Le périple Mensignac/Ancône fut des plus éreintants. Vous savez tous, grâce à la balise, que nous sommes parvenus à prendre le ferry le 29 juin, mais à quel prix!

Nous ne sommes pas particulièrement de grands adeptes de l'autoroute, du rouler pour rouler, mais après avoir dû rebrousser chemin et perdu 2 jours, nous n'avions plus vraiment le choix. 

Alors nous avons avalé les kilomètres au rythme imposé par Pépère. Chargé à 3 tonnes, il nous explique gentiment qu'il n'est pas un lièvre mulet. Nous faisons une pause sur l'aire de Brive (celle de notre faux départ), histoire de conjurer le sort. Puis nous traçons jusqu’à la frontière, slalomant entre les camions et les camping-cars. 

Petite anecdote qui vaut son pesant d'or. Nous nous sommes (à priori) fait surprendre par un radar. J'attends avec impatience le courrier de la préfecture de Seine-Saint-Denis m'indiquant la contravention pour un dépassement de vitesse sur l'autoroute. Avec Pépère. Vaillant Defender proche de la vingtaine, affichant désormais plus de deux-cent mille kilomètres au compteur.  Ce serait une prouesse que nous pensions impossible. Seuls nos portefeuilles s'en plaindront.

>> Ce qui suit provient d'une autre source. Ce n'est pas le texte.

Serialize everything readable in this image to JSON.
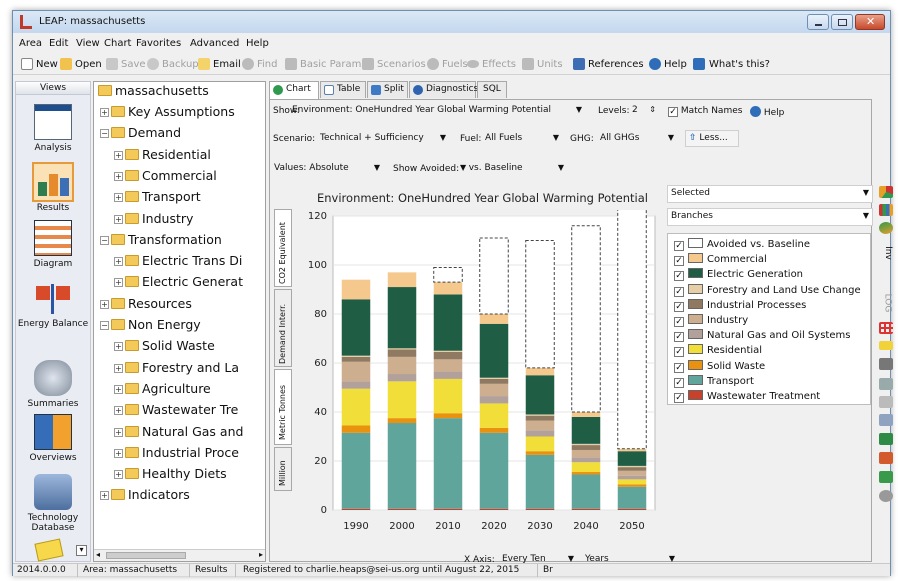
{
  "window": {
    "title": "LEAP: massachusetts"
  },
  "menu": [
    "Area",
    "Edit",
    "View",
    "Chart",
    "Favorites",
    "Advanced",
    "Help"
  ],
  "toolbar": {
    "new": "New",
    "open": "Open",
    "save": "Save",
    "backup": "Backup",
    "email": "Email",
    "find": "Find",
    "basic_params": "Basic Params",
    "scenarios": "Scenarios",
    "fuels": "Fuels",
    "effects": "Effects",
    "units": "Units",
    "references": "References",
    "help": "Help",
    "whats_this": "What's this?"
  },
  "views": {
    "header": "Views",
    "items": [
      {
        "label": "Analysis",
        "icon": "analysis-icon"
      },
      {
        "label": "Results",
        "icon": "results-icon"
      },
      {
        "label": "Diagram",
        "icon": "diagram-icon"
      },
      {
        "label": "Energy Balance",
        "icon": "energy-balance-icon"
      },
      {
        "label": "Summaries",
        "icon": "summaries-icon"
      },
      {
        "label": "Overviews",
        "icon": "overviews-icon"
      },
      {
        "label": "Technology Database",
        "icon": "technology-database-icon"
      }
    ]
  },
  "tree": {
    "root": "massachusetts",
    "nodes": [
      {
        "label": "Key Assumptions",
        "level": 1,
        "sign": "+"
      },
      {
        "label": "Demand",
        "level": 1,
        "sign": "−"
      },
      {
        "label": "Residential",
        "level": 2,
        "sign": "+"
      },
      {
        "label": "Commercial",
        "level": 2,
        "sign": "+"
      },
      {
        "label": "Transport",
        "level": 2,
        "sign": "+"
      },
      {
        "label": "Industry",
        "level": 2,
        "sign": "+"
      },
      {
        "label": "Transformation",
        "level": 1,
        "sign": "−"
      },
      {
        "label": "Electric Trans Di",
        "level": 2,
        "sign": "+"
      },
      {
        "label": "Electric Generat",
        "level": 2,
        "sign": "+"
      },
      {
        "label": "Resources",
        "level": 1,
        "sign": "+"
      },
      {
        "label": "Non Energy",
        "level": 1,
        "sign": "−"
      },
      {
        "label": "Solid Waste",
        "level": 2,
        "sign": "+"
      },
      {
        "label": "Forestry and La",
        "level": 2,
        "sign": "+"
      },
      {
        "label": "Agriculture",
        "level": 2,
        "sign": "+"
      },
      {
        "label": "Wastewater Tre",
        "level": 2,
        "sign": "+"
      },
      {
        "label": "Natural Gas and",
        "level": 2,
        "sign": "+"
      },
      {
        "label": "Industrial Proce",
        "level": 2,
        "sign": "+"
      },
      {
        "label": "Healthy Diets",
        "level": 2,
        "sign": "+"
      },
      {
        "label": "Indicators",
        "level": 1,
        "sign": "+"
      }
    ]
  },
  "tabs": [
    "Chart",
    "Table",
    "Split",
    "Diagnostics",
    "SQL"
  ],
  "controls": {
    "show_label": "Show:",
    "show_value": "Environment: OneHundred Year Global Warming Potential",
    "levels_label": "Levels:",
    "levels_value": "2",
    "match_names": "Match Names",
    "help": "Help",
    "scenario_label": "Scenario:",
    "scenario_value": "Technical + Sufficiency",
    "fuel_label": "Fuel:",
    "fuel_value": "All Fuels",
    "ghg_label": "GHG:",
    "ghg_value": "All GHGs",
    "less": "Less...",
    "values_value": "Values: Absolute",
    "show_avoided": "Show Avoided:",
    "vs_baseline": "vs. Baseline",
    "selected": "Selected",
    "branches": "Branches",
    "xaxis_label": "X Axis:",
    "xaxis_value": "Every Ten",
    "years": "Years"
  },
  "vertical_tabs": [
    "CO2 Equivalent",
    "Demand Interr.",
    "Metric Tonnes",
    "Million"
  ],
  "right_tool_labels": {
    "inv": "Inv",
    "log": "LOG"
  },
  "chart_data": {
    "type": "bar",
    "title": "Environment: OneHundred Year Global Warming Potential",
    "ylabel": "",
    "categories": [
      "1990",
      "2000",
      "2010",
      "2020",
      "2030",
      "2040",
      "2050"
    ],
    "ylim": [
      0,
      120
    ],
    "yticks": [
      0,
      20,
      40,
      60,
      80,
      100,
      120
    ],
    "series": [
      {
        "name": "Wastewater Treatment",
        "color": "#c8412b",
        "values": [
          0.5,
          0.5,
          0.5,
          0.5,
          0.5,
          0.5,
          0.5
        ]
      },
      {
        "name": "Transport",
        "color": "#5fa59b",
        "values": [
          31,
          35,
          37,
          31,
          22,
          14,
          9
        ]
      },
      {
        "name": "Solid Waste",
        "color": "#e8920f",
        "values": [
          3,
          2,
          2,
          2,
          1.5,
          1,
          1
        ]
      },
      {
        "name": "Residential",
        "color": "#f2de38",
        "values": [
          15,
          15,
          14,
          10,
          6,
          4,
          2
        ]
      },
      {
        "name": "Natural Gas and Oil Systems",
        "color": "#b2a19a",
        "values": [
          3,
          3,
          3,
          3,
          2.5,
          2,
          1.5
        ]
      },
      {
        "name": "Industry",
        "color": "#cdae8f",
        "values": [
          8,
          7,
          5,
          5,
          4,
          3,
          2
        ]
      },
      {
        "name": "Industrial Processes",
        "color": "#8f7a61",
        "values": [
          2,
          3,
          3,
          2,
          2,
          2,
          1.5
        ]
      },
      {
        "name": "Forestry and Land Use Change",
        "color": "#e6cfa6",
        "values": [
          0.5,
          0.5,
          0.5,
          0.5,
          0.5,
          0.5,
          0.5
        ]
      },
      {
        "name": "Electric Generation",
        "color": "#1f5e45",
        "values": [
          23,
          25,
          23,
          22,
          16,
          11,
          6
        ]
      },
      {
        "name": "Commercial",
        "color": "#f5c98e",
        "values": [
          8,
          6,
          5,
          4,
          3,
          2,
          1
        ]
      },
      {
        "name": "Avoided vs. Baseline",
        "color": "#ffffff",
        "values": [
          0,
          0,
          6,
          31,
          52,
          76,
          98
        ]
      }
    ]
  },
  "legend": [
    "Avoided vs. Baseline",
    "Commercial",
    "Electric Generation",
    "Forestry and Land Use Change",
    "Industrial Processes",
    "Industry",
    "Natural Gas and Oil Systems",
    "Residential",
    "Solid Waste",
    "Transport",
    "Wastewater Treatment"
  ],
  "legend_colors": [
    "#ffffff",
    "#f5c98e",
    "#1f5e45",
    "#e6cfa6",
    "#8f7a61",
    "#cdae8f",
    "#b2a19a",
    "#f2de38",
    "#e8920f",
    "#5fa59b",
    "#c8412b"
  ],
  "status": {
    "version": "2014.0.0.0",
    "area": "Area: massachusetts",
    "view": "Results",
    "registration": "Registered to charlie.heaps@sei-us.org until August 22, 2015",
    "extra": "Br"
  }
}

À la nuit tombée, soit à une heure beaucoup trop avancée, nous nous mettons à la recherche d'un bivouac peu avant le frontière. Nous trouverons notre bonheur dans un petit village de montagne haut perché à deux roues de l'autoroute. Notre premier "vrai" bivouac. J'entends par "vrai" un bivouac éloigné du jardin de papa/maman. Nous élevons fièrement le toit, cuisinons, et nous couchons rapidement. La nuit allait être courte. C'était sans compter sur notre chance relativement inexistante ces derniers jours... Un vent à décorner des bœufs se lève et une pluie violente fait son apparition. Les barres maintenant le toit se font la malle, et c'est sous une pluie battante que nous décidons de dormir dans le lit du bas. Les planches se trouvent alors dans la cantine sur le toit... La team s'organise tant bien que mal et c'est trempés jusqu'aux os que nous rentrons sous le duvet. La bonne étoile d'Hugo reviendra, je vous le promets!

 

Nous repartons le lendemain pour les 700 kilomètres nous reliant à Ancône. De l'Italie nous ne verrons que l'autoroute. Nous décidons de repasser par ici au retour. Et puis nous décidons que nous ne devons pas prendre de telles décisions le deuxième jour du voyage. 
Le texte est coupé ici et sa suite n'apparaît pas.